Wahlkreis
31.08.2012

Landkreis- SPD zur Verkehrspolitik: „Darmstadt wird seiner Verantwortung für die Region nicht gerecht!“

Sozialdemokraten fordern gemeinsames Verkehrskonzept

Nun also eine Umweltzone. Dass die Stadt Darmstadt mit dieser Maßnahme ihre Verkehrsprobleme lösen will, mag aus Sicht Darmstadt der einfachste Weg sein. Doch es den Menschen in und um Darmstadt so schwer wie möglich zu machen, mit dem Auto zu fahren, löst das eigentliche Problem nicht.

Die Maßnahmen der Stadt Darmstadt gehen meist an der Lebenswirklichkeit der Menschen in der Region vorbei.
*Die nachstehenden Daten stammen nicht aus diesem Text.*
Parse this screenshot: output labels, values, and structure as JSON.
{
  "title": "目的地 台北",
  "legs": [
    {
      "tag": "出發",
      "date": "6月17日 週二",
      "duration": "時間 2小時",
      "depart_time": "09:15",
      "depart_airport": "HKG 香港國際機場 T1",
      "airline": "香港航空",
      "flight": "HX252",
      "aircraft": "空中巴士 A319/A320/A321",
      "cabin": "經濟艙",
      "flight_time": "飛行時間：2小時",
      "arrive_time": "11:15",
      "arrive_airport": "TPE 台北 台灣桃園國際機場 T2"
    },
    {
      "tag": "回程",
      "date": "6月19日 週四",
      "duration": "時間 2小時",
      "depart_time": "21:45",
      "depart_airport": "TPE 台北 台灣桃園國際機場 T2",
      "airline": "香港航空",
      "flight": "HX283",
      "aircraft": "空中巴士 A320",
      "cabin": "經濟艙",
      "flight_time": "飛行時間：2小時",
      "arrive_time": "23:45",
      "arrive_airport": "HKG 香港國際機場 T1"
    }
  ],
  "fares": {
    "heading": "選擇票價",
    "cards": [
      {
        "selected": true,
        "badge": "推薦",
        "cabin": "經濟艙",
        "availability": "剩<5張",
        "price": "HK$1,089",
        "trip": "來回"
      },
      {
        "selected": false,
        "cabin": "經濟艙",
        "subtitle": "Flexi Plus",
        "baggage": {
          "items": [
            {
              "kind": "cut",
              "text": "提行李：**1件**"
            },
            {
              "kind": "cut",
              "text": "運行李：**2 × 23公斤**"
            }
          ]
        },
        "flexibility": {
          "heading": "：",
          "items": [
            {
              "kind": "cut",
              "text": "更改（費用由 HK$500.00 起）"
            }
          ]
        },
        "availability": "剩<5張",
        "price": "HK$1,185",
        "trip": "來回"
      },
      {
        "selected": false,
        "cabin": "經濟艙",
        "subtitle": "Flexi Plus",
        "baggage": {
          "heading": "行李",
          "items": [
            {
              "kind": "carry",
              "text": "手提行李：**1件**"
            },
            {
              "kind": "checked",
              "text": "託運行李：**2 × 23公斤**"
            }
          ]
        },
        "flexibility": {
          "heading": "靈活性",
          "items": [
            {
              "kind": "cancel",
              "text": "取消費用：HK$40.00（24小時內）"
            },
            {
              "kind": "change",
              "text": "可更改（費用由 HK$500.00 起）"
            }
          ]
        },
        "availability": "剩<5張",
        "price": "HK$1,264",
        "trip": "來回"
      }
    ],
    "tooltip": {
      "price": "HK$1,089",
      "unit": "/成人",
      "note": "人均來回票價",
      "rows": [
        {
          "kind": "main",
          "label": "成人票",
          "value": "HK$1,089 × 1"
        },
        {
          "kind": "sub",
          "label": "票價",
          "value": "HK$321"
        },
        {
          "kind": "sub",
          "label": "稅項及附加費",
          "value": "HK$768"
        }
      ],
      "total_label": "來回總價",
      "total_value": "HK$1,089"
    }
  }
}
Anstatt zu versuchen, anfallende Nebenwirkungen des Verkehrs mit einzelnen Maßnahmen zu beheben, muss an einem langfristigen Verkehrskonzept für die Region gearbeitet werden – eines, das sich an den Bedürfnissen der Bürgerinnen und Bürger der gesamten Region orientiert.

Die nun aufgeflammte Diskussion um eine Umweltzone in der Stadt Darmstadt wird von der SPD im Kreis zwar unterstützt und aufgenommen, doch ein Alleingang der Stadt Darmstadt würde die Belastung lediglich auf das Umland abwälzen.

„Die Stadt Darmstadt hat nichts daran geändert,

dass der gesamte lokale und überregionale Verkehr mitten durch die Stadt geleitet wird. Dies bringt Konsequenzen mit sich, die nicht mit Einzelmaßnahmen im Alleingang angegangen werden dürfen,“ findet Jens Zimmermann, Vorstandsmitglied der Kreis- SPD und Bewerber der Darmstadt- Dieburger SPD für das Bundestagsmandat im Ostkreis.

Der Lankreis Darmstadt- Dieburg hat in den vergangenen zehn Jahren zig Millionen für die Verbesserung der Verkehrssituation ausgegeben. „Wir haben unsere Hausaufgaben gemacht, aber mit dem Aus für die Nordostumgehung steht auf Seiten der Stadt Darmstadt dem nichts gegenüber. Es kann nicht sein, dass die Stadt ihre Probleme auf den Landkreis abwälzt,“ so Christel Sprößler, Fraktionsvorsitzende der SPD im Kreistag und Bürgermeisterin in Roßdorf. „In Darmstadt müssen endlich die ideologischen Scheuklappen fallen. Es ist richtig, weiter auf den konsequenten Ausbau des ÖPNV zu setzen. Es ist aber ein Irrtum zu glauben, man könne und müsse die Menschen damit Zwangsbeglücken. Man wird so niemanden dazu bringen, vom Auto auf Bus und Bahn umzusteigen. Auch mit einer Straßenbahn, die am Ostbahnhof endet, sei zu wenigen geholfen. Für Beschäftigten, die meist am ganz anderen Ende der Stadt ihre Arbeitsplätze haben, könne diese kaum als Alternative wahrgenommen werden.,“ erklärt Jens Zimmermann.

Die Landkreis- SPD fragt in diesem Zusammenhang auch nach der Rolle der CDU im Darmstadt: jahrzehntelang galt auch die CDU in Darmstadt als Befürworter der Nordostumgehung, für die Beteiligung an der Macht am Luisenplatz hat sie diese Überzeugung geopfert – was sagt die Basis der CDU in Darmstadt und der Region? – Nichts als Schweigen!

Den Verantwortlichen in Darmstadt muss endlich klar werden, dass Darmstadt keine Insel ist und die Verkehrsplanung gemeinsam mit dem Landkreis voran treiben muss. „Ziel muss sein, den Menschen wirklich zu helfen – sowohl den Darmstädtern als auch den Menschen in der gesamten Region,“ so die Landtagsabgeordnete Heike Hofmann, stellvertretende Vorsitzende der Kreis- SPD. Nur so könne die Wettbewerbsfähigkeit der ganzen Region auch zukünftig erhalten bleiben.